Este proceso garantiza la verificación de los resultados y permite resolver cualquier inconsistencia que pueda presentarse durante el conteo inicial.

¿Qué sucede con la financiación y la logística?

Durante la segunda vuelta, las campañas mantienen sus actividades de promoción política bajo las reglas establecidas por la legislación electoral.

La organización logística de la nueva jornada corresponde nuevamente a la Registraduría Nacional del Estado Civil, entidad encargada de preparar el material electoral, designar jurados de votación y coordinar el funcionamiento de los puestos de votación en todo el territorio nacional y en el exterior.

Asimismo, las autoridades de seguridad deberán garantizar las condiciones necesarias para el desarrollo normal de la campaña y de la jornada electoral.

Los ciudadanos vuelven a ser protagonistas

Uno de los aspectos más relevantes de la segunda vuelta es que millones de ciudadanos que apoyaron a candidatos eliminados se convierten en el centro de la disputa política.

Las campañas suelen enfocar buena parte de sus esfuerzos en persuadir a ese electorado, considerado decisivo para inclinar la balanza hacia uno u otro candidato.

También cobra especial importancia la lucha contra la abstención. Históricamente, la participación electoral puede variar entre la primera y la segunda vuelta, por lo que la capacidad de movilizar votantes será un factor determinante para ambos aspirantes.

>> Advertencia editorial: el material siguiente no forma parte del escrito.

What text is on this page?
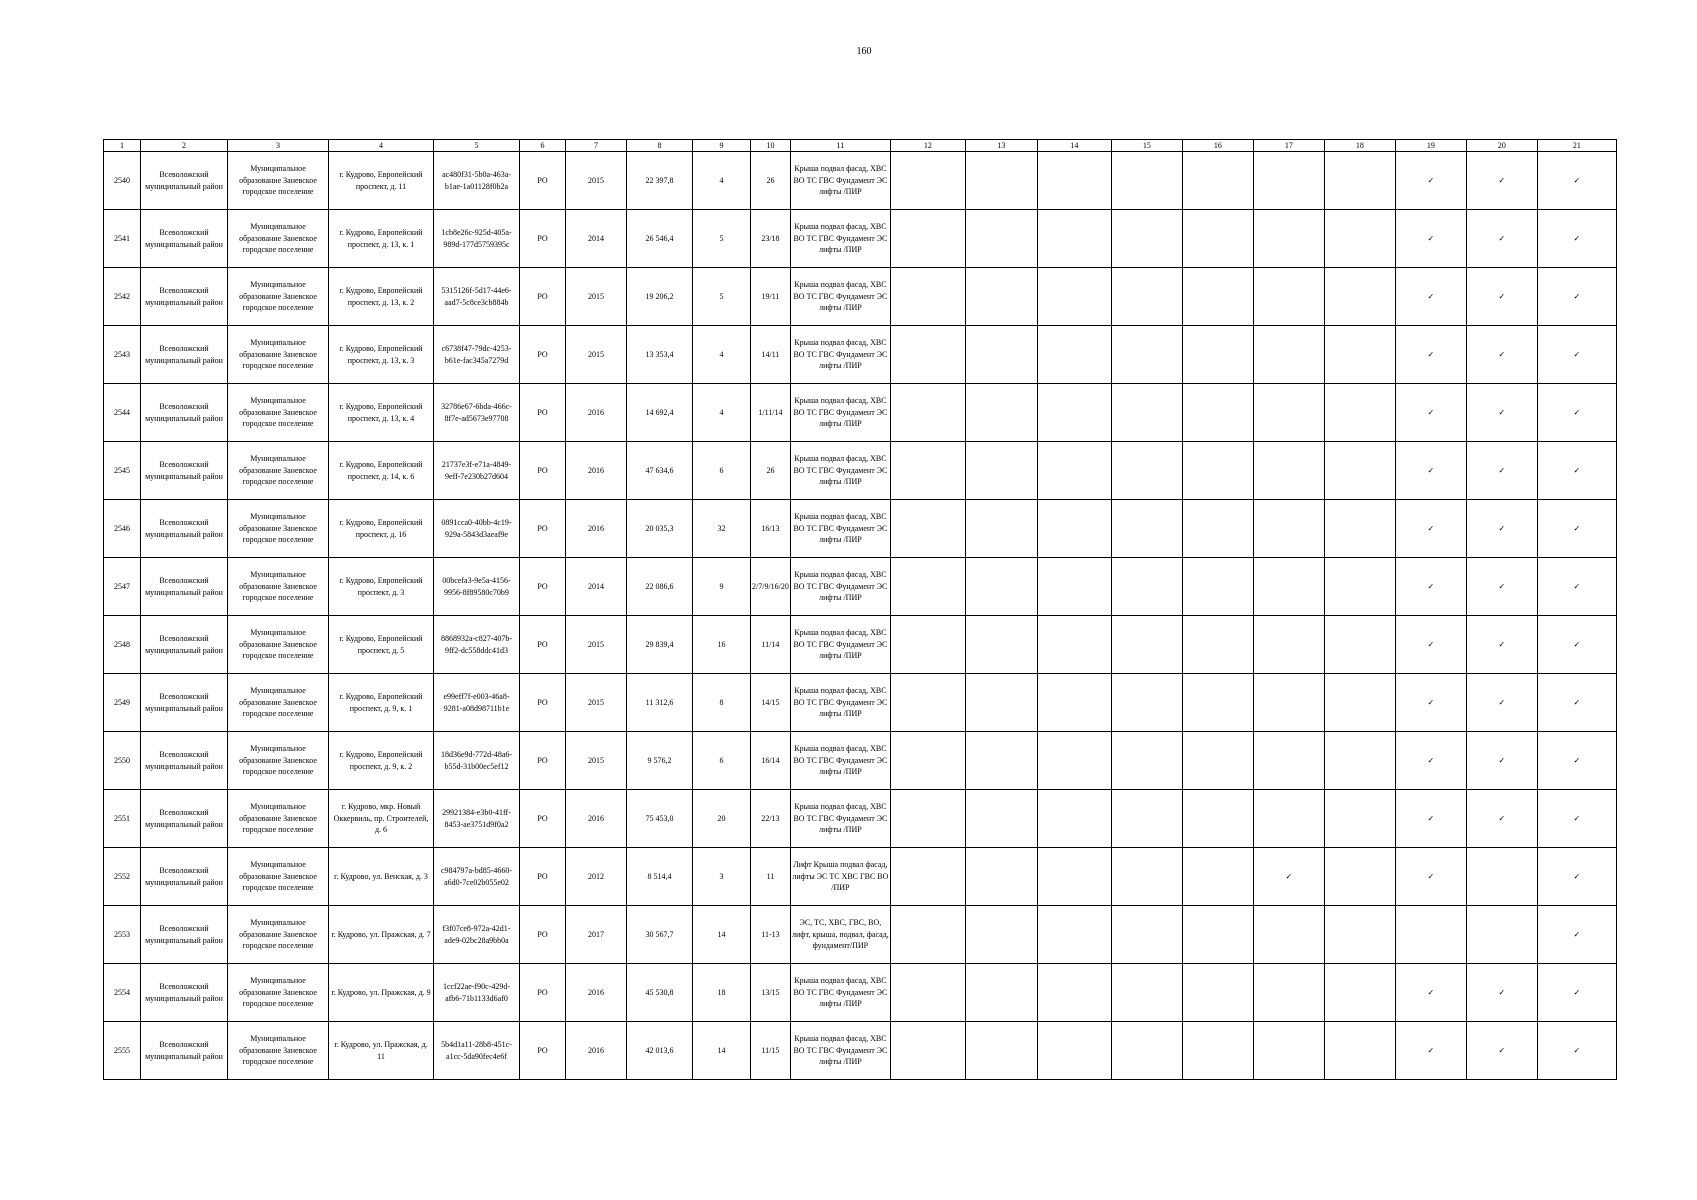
160
1	2	3	4	5	6	7	8	9	10	11	12	13	14	15	16	17	18	19	20	21
2540	Всеволожский муниципальный район	Муниципальное образование Заневское городское поселение	г. Кудрово, Европейский проспект, д. 11	ac480f31-5b0a-463a-b1ae-1a01128f0b2a	РО	2015	22 397,8	4	26	Крыша подвал фасад, ХВС ВО ТС ГВС Фундамент ЭС лифты /ПИР								✓	✓	✓
2541	Всеволожский муниципальный район	Муниципальное образование Заневское городское поселение	г. Кудрово, Европейский проспект, д. 13, к. 1	1cb8e26c-925d-405a-989d-177d5759395c	РО	2014	26 546,4	5	23/18	Крыша подвал фасад, ХВС ВО ТС ГВС Фундамент ЭС лифты /ПИР								✓	✓	✓
2542	Всеволожский муниципальный район	Муниципальное образование Заневское городское поселение	г. Кудрово, Европейский проспект, д. 13, к. 2	5315126f-5d17-44e6-aad7-5c8ce3cb884b	РО	2015	19 206,2	5	19/11	Крыша подвал фасад, ХВС ВО ТС ГВС Фундамент ЭС лифты /ПИР								✓	✓	✓
2543	Всеволожский муниципальный район	Муниципальное образование Заневское городское поселение	г. Кудрово, Европейский проспект, д. 13, к. 3	c6738f47-79dc-4253-b61e-fac345a7279d	РО	2015	13 353,4	4	14/11	Крыша подвал фасад, ХВС ВО ТС ГВС Фундамент ЭС лифты /ПИР								✓	✓	✓
2544	Всеволожский муниципальный район	Муниципальное образование Заневское городское поселение	г. Кудрово, Европейский проспект, д. 13, к. 4	32786e67-6bda-466c-8f7e-ad5673e97708	РО	2016	14 692,4	4	1/11/14	Крыша подвал фасад, ХВС ВО ТС ГВС Фундамент ЭС лифты /ПИР								✓	✓	✓
2545	Всеволожский муниципальный район	Муниципальное образование Заневское городское поселение	г. Кудрово, Европейский проспект, д. 14, к. 6	21737e3f-e71a-4849-9eff-7e230b27d604	РО	2016	47 634,6	6	26	Крыша подвал фасад, ХВС ВО ТС ГВС Фундамент ЭС лифты /ПИР								✓	✓	✓
2546	Всеволожский муниципальный район	Муниципальное образование Заневское городское поселение	г. Кудрово, Европейский проспект, д. 16	0891cca0-40bb-4c19-929a-5843d3aeaf9e	РО	2016	20 035,3	32	16/13	Крыша подвал фасад, ХВС ВО ТС ГВС Фундамент ЭС лифты /ПИР								✓	✓	✓
2547	Всеволожский муниципальный район	Муниципальное образование Заневское городское поселение	г. Кудрово, Европейский проспект, д. 3	00bcefa3-9e5a-4156-9956-8f89580c70b9	РО	2014	22 086,6	9	2/7/9/16/20	Крыша подвал фасад, ХВС ВО ТС ГВС Фундамент ЭС лифты /ПИР								✓	✓	✓
2548	Всеволожский муниципальный район	Муниципальное образование Заневское городское поселение	г. Кудрово, Европейский проспект, д. 5	8868932a-c827-407b-9ff2-dc558ddc41d3	РО	2015	29 839,4	16	11/14	Крыша подвал фасад, ХВС ВО ТС ГВС Фундамент ЭС лифты /ПИР								✓	✓	✓
2549	Всеволожский муниципальный район	Муниципальное образование Заневское городское поселение	г. Кудрово, Европейский проспект, д. 9, к. 1	e99eff7f-e003-46a8-9281-a08d98711b1e	РО	2015	11 312,6	8	14/15	Крыша подвал фасад, ХВС ВО ТС ГВС Фундамент ЭС лифты /ПИР								✓	✓	✓
2550	Всеволожский муниципальный район	Муниципальное образование Заневское городское поселение	г. Кудрово, Европейский проспект, д. 9, к. 2	18d36e9d-772d-48a6-b55d-31b00ec5ef12	РО	2015	9 576,2	6	16/14	Крыша подвал фасад, ХВС ВО ТС ГВС Фундамент ЭС лифты /ПИР								✓	✓	✓
2551	Всеволожский муниципальный район	Муниципальное образование Заневское городское поселение	г. Кудрово, мкр. Новый Оккервиль, пр. Строителей, д. 6	29921384-e3b0-41ff-8453-ae3751d9f0a2	РО	2016	75 453,0	20	22/13	Крыша подвал фасад, ХВС ВО ТС ГВС Фундамент ЭС лифты /ПИР								✓	✓	✓
2552	Всеволожский муниципальный район	Муниципальное образование Заневское городское поселение	г. Кудрово, ул. Венская, д. 3	c984797a-bd85-4660-a6d0-7ce02b055e02	РО	2012	8 514,4	3	11	Лифт Крыша подвал фасад, лифты ЭС ТС ХВС ГВС ВО /ПИР						✓		✓		✓
2553	Всеволожский муниципальный район	Муниципальное образование Заневское городское поселение	г. Кудрово, ул. Пражская, д. 7	f3f07ce8-972a-42d1-ade9-02bc28a9bb0a	РО	2017	30 567,7	14	11-13	ЭС, ТС, ХВС, ГВС, ВО, лифт, крыша, подвал, фасад, фундамент/ПИР										✓
2554	Всеволожский муниципальный район	Муниципальное образование Заневское городское поселение	г. Кудрово, ул. Пражская, д. 9	1ccf22ae-f90c-429d-afb6-71b1133d6af0	РО	2016	45 530,8	18	13/15	Крыша подвал фасад, ХВС ВО ТС ГВС Фундамент ЭС лифты /ПИР								✓	✓	✓
2555	Всеволожский муниципальный район	Муниципальное образование Заневское городское поселение	г. Кудрово, ул. Пражская, д. 11	5b4d1a11-28b8-451c-a1cc-5da90fec4e6f	РО	2016	42 013,6	14	11/15	Крыша подвал фасад, ХВС ВО ТС ГВС Фундамент ЭС лифты /ПИР								✓	✓	✓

El país entra en la fase definitiva

La elección del próximo 21 de junio definirá quién ocupará la Presidencia de la República durante los próximos cuatro años.

Con Abelardo de la Espriella como ganador de la primera vuelta e Iván Cepeda como segundo clasificado, Colombia inicia una de las etapas más intensas de cualquier proceso electoral.

Las próximas semanas estarán marcadas por la búsqueda de consensos, la disputa por nuevos apoyos políticos y el esfuerzo de ambos candidatos por convencer a un electorado que tendrá la última palabra en las urnas.

La segunda vuelta no solo representa un nuevo capítulo de la campaña presidencial. También constituye el momento en que el país concentra toda la atención sobre dos proyectos políticos que aspiran a dirigir el destino nacional.

El conteo regresivo ya comenzó y, durante los próximos veinte días, la política colombiana vivirá una de sus fases más decisivas antes de conocer quién será el próximo presidente de la República.